Desde los políticos a los periodistas, en España todo el mundo afirma defender la independencia del poder judicial y respetar las decisiones de los jueces, sus sentencias, autos y providencias. Pero nada más lejos de la verdad. La odisea personal del juez José Castro pone las cosas en su sitio y nos revela la auténtica realidad, una sórdida realidad de presiones intolerables e intentos de doblegar su voluntad y su criterio. Porque la auténtica independencia del tercer poder del Estado no radica en los jueces estrella y los magistrados mediáticos, que hacen política y se promocionan personalmente defendiendo redes complejas de intereses inconfesables o ejecutando las instrucciones del partido de turno.

La independencia judicial no descansa tampoco en un Consejo General producto de las cuotas partidistas y en donde lo importante no es la competencia profesional, sino la fidelidad al partido que ha nombrado a cada uno. La independencia judicial no depende de unas asociaciones judiciales ideologizadas que funcionan con lógica de partidos vergonzantes. La auténtica independencia judicial la representa este juez, un íntegro y modesto juez de provincias, como se decía antes, empeñado en hacer su trabajo -hacer justicia- en contra de los poderes constituidos.

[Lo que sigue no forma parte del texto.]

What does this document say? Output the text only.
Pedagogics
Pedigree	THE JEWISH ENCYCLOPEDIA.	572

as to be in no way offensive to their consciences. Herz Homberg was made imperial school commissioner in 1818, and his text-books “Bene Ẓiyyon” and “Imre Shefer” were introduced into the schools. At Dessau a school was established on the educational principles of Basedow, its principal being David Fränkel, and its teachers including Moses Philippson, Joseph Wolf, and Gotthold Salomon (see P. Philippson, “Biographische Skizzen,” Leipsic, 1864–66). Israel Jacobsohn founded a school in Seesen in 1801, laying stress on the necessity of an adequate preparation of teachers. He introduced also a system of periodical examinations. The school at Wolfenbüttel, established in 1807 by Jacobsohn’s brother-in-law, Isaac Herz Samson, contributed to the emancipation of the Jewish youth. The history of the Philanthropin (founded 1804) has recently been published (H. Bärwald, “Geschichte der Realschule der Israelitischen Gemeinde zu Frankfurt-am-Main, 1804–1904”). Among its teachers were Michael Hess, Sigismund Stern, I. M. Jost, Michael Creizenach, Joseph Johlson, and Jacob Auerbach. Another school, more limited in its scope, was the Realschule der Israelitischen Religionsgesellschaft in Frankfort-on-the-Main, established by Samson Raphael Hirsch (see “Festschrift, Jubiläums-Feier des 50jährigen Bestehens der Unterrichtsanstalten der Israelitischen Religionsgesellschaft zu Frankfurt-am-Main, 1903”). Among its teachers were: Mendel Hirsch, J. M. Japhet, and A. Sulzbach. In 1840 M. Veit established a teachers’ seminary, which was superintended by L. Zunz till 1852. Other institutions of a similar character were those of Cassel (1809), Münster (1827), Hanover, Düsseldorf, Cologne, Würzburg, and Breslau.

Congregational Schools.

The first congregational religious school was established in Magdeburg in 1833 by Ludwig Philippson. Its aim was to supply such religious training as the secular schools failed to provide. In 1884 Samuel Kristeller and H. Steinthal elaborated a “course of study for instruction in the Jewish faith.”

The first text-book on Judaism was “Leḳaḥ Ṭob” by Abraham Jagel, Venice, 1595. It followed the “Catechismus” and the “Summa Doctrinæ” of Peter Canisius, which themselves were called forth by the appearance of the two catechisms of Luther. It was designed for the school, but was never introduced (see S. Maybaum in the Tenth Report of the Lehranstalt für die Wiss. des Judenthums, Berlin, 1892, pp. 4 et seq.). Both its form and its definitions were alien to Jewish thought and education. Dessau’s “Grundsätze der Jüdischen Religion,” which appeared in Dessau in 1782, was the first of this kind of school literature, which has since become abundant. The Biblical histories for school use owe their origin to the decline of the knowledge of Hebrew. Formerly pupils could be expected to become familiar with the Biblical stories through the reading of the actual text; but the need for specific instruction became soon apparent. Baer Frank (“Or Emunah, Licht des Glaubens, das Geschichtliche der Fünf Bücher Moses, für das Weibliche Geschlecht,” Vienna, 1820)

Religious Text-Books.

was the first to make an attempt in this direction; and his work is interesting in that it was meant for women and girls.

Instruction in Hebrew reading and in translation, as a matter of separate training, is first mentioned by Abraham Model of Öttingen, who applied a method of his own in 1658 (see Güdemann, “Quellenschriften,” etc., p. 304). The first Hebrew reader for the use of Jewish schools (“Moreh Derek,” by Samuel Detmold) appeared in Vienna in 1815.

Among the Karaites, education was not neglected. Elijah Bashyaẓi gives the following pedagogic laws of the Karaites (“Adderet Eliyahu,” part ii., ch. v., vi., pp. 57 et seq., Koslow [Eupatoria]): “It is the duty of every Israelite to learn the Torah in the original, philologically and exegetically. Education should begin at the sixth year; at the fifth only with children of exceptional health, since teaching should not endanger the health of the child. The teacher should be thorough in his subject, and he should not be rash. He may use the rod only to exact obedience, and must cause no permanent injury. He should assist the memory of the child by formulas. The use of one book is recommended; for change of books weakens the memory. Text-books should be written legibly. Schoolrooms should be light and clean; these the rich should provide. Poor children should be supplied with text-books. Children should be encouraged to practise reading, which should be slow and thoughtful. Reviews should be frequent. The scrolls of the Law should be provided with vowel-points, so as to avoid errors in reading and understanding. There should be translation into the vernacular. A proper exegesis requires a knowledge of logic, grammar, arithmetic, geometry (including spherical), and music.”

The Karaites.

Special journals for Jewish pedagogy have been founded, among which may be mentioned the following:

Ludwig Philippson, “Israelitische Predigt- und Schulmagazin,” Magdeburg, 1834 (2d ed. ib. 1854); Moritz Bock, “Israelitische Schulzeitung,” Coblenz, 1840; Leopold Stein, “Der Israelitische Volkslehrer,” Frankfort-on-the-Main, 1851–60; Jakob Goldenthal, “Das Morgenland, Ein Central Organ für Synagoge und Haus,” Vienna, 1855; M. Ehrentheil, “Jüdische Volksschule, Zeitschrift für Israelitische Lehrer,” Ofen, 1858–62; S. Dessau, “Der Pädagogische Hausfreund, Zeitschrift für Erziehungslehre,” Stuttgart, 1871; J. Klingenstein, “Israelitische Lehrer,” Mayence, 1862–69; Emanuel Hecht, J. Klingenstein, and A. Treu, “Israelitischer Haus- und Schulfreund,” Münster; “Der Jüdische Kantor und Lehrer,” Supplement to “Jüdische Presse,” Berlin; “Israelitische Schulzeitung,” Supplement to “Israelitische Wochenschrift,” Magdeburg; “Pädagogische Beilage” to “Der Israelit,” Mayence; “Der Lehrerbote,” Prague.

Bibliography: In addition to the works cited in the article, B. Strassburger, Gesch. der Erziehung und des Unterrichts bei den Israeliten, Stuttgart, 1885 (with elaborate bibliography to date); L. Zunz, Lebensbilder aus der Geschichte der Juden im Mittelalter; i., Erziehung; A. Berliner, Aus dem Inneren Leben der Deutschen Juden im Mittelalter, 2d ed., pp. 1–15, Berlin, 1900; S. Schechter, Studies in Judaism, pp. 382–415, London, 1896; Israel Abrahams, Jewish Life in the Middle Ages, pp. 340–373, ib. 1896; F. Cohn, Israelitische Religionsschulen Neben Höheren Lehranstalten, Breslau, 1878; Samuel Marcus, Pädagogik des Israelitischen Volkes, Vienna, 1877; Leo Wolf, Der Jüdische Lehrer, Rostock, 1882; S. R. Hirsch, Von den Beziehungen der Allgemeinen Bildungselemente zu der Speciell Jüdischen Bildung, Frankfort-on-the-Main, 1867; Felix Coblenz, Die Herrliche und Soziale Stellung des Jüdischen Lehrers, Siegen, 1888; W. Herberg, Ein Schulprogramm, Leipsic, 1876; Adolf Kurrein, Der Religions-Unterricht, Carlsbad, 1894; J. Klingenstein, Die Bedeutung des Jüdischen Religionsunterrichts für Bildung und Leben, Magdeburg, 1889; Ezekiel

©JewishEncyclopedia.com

No nos engañemos, el juez Castro representa y defiende la división de poderes del Estado de derecho. En contra tiene al Ministerio Fiscal y al Fiscal General del Estado, que reciben instrucciones del Gobierno (en Estados Unidos el ministro de Justicia es precisamente el Fiscal General), al igual que las recibe la Abogacía del Estado. Y qué decir del Ministerio de Hacienda y la Agencia Tributaria, del Gobierno y de la Casa Real. Hemos de reconocer que este juez representa y defiende la división de poderes con una inmensa dignidad y una inquebrantable firmeza, en unas condiciones extremas que no todos los jueces resistirían. Porque a José Castro le ha tocado, nada más y nada menos, que imputar dos veces a la Infanta Cristina.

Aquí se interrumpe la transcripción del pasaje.